At the end of last month, looking ahead to the Miydjitlland tie, I predicted, “a Halloween movie awaits”.  Home and away, Miydjitlland created few chances until late in normal time, when Celtic tired.  They were unable to sustain periods of pressure and will surely not lay a glove on PSV Eindhoven in the next round.  Still, we endure Halloween in July.

The young and inexperienced defenders performed well, this one was not on them.  As did Scott Bain, whose confidence to drop the shoulder before playing a 30-yard forward pass, created our best chance of the game.  He also made two fine saves, which makes me wonder what could have been had we never embarked on our Greek Odyssey.

Callum McGregor’s goal was sublime; he placed rather than blasted his shot, one of the few occasions we tested a keeper who never convinced.  Anthony Ralston reminded us why we had such high hopes for him a few years back, while Stephen Welsh and Dane Murray outperformed expectations.

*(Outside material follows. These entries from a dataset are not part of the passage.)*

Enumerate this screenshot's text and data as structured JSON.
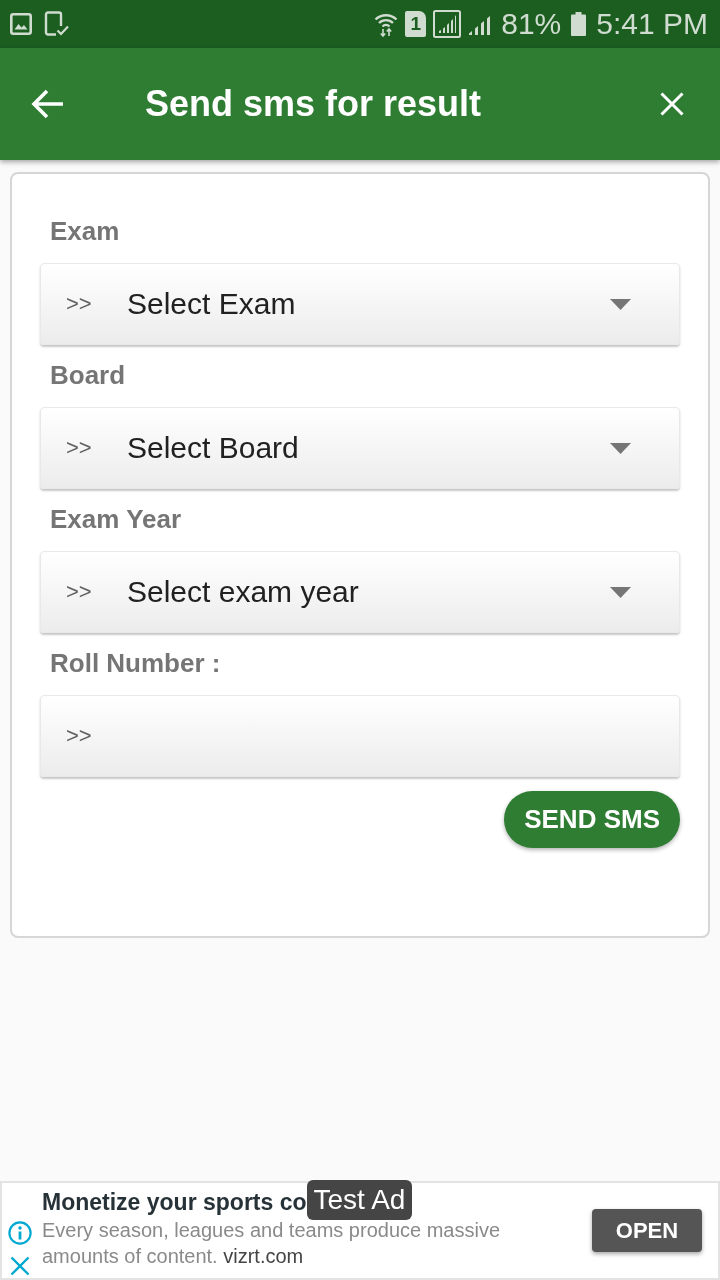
{
  "status_bar": {
    "sim_slot": "1",
    "battery": "81%",
    "time": "5:41 PM"
  },
  "app_bar": {
    "title": "Send sms for result"
  },
  "form": {
    "fields": [
      {
        "kind": "dropdown",
        "label": "Exam",
        "prefix": ">>",
        "value": "Select Exam"
      },
      {
        "kind": "dropdown",
        "label": "Board",
        "prefix": ">>",
        "value": "Select Board"
      },
      {
        "kind": "dropdown",
        "label": "Exam Year",
        "prefix": ">>",
        "value": "Select exam year"
      },
      {
        "kind": "input",
        "label": "Roll Number :",
        "prefix": ">>"
      }
    ],
    "submit_button": "SEND SMS"
  },
  "ad": {
    "headline": "Monetize your sports co",
    "badge": "Test Ad",
    "description": "Every season, leagues and teams produce massive amounts of content.",
    "domain": "vizrt.com",
    "button": "OPEN"
  }
}
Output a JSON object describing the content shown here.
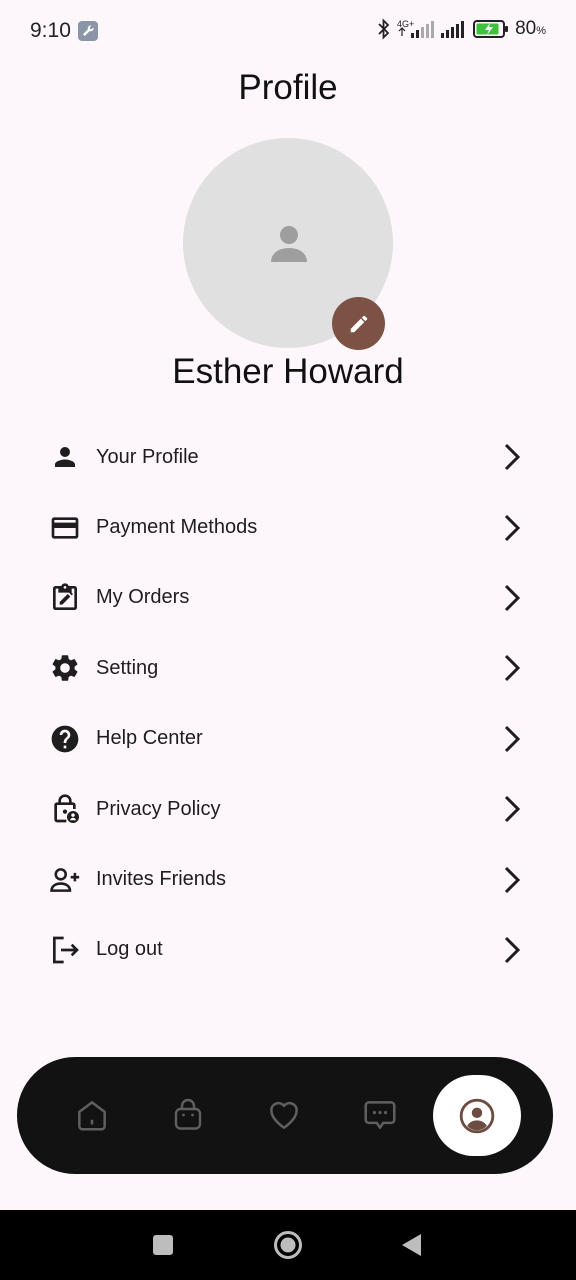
{
  "status_bar": {
    "time": "9:10",
    "network_label": "4G+",
    "battery_percent": "80",
    "battery_unit": "%"
  },
  "header": {
    "title": "Profile"
  },
  "profile": {
    "name": "Esther Howard"
  },
  "menu": {
    "items": [
      {
        "label": "Your Profile",
        "icon": "person-icon"
      },
      {
        "label": "Payment Methods",
        "icon": "credit-card-icon"
      },
      {
        "label": "My Orders",
        "icon": "clipboard-edit-icon"
      },
      {
        "label": "Setting",
        "icon": "gear-icon"
      },
      {
        "label": "Help Center",
        "icon": "help-icon"
      },
      {
        "label": "Privacy Policy",
        "icon": "lock-user-icon"
      },
      {
        "label": "Invites Friends",
        "icon": "add-person-icon"
      },
      {
        "label": "Log out",
        "icon": "logout-icon"
      }
    ]
  },
  "bottom_nav": {
    "items": [
      "home-icon",
      "bag-icon",
      "heart-icon",
      "chat-icon",
      "profile-icon"
    ],
    "active": "profile-icon"
  },
  "colors": {
    "background": "#fdf7fc",
    "accent": "#7b5244",
    "nav_background": "#121212",
    "avatar_placeholder": "#e0e0e0"
  }
}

James Forrest should have put the tie beyond the Danes shortly after coming on but poked his shot wide.  Within seconds, Miydjitlland were level.

Like Celtic, Miydjitlland were short of reinforcements, but started extra time with four substitutes on the field, including an 18-year-old debutant, Victor Lind.  The teenager repeatedly mishit the ball whenever he got near it, but he and the other subs managed to provide what proved to be crucial energy.  Celtic made only the one change, Forrest for Liel Abada, until after they went a goal down in the 94th minute.  When energy sapped from ever-busy Ryan Christie and David Turnbull, the writing was on the wall.

Even though Celtic closed the game unable to pass out of their half, Ange Postecoglou stuck to his game plan.  Teams on their way out of a cup invariably go Route One in the final minutes, not so this time.

I am sure none of us had Champions League expectations; we are not at PSV Eindhoven level, but Europa League group stage qualification is crucial for financial, competitive, coefficient and recruitment reasons.  That would have been achieved with a win last night.  Two qualification rounds now have to be negotiated, you have more fraught evenings ahead.

I remain hopeful the squad we have on 1 September will be significantly better that that available last night.  Whether that will be sufficient to take the Champions League bounty available to this season’s Premiership winners is another story.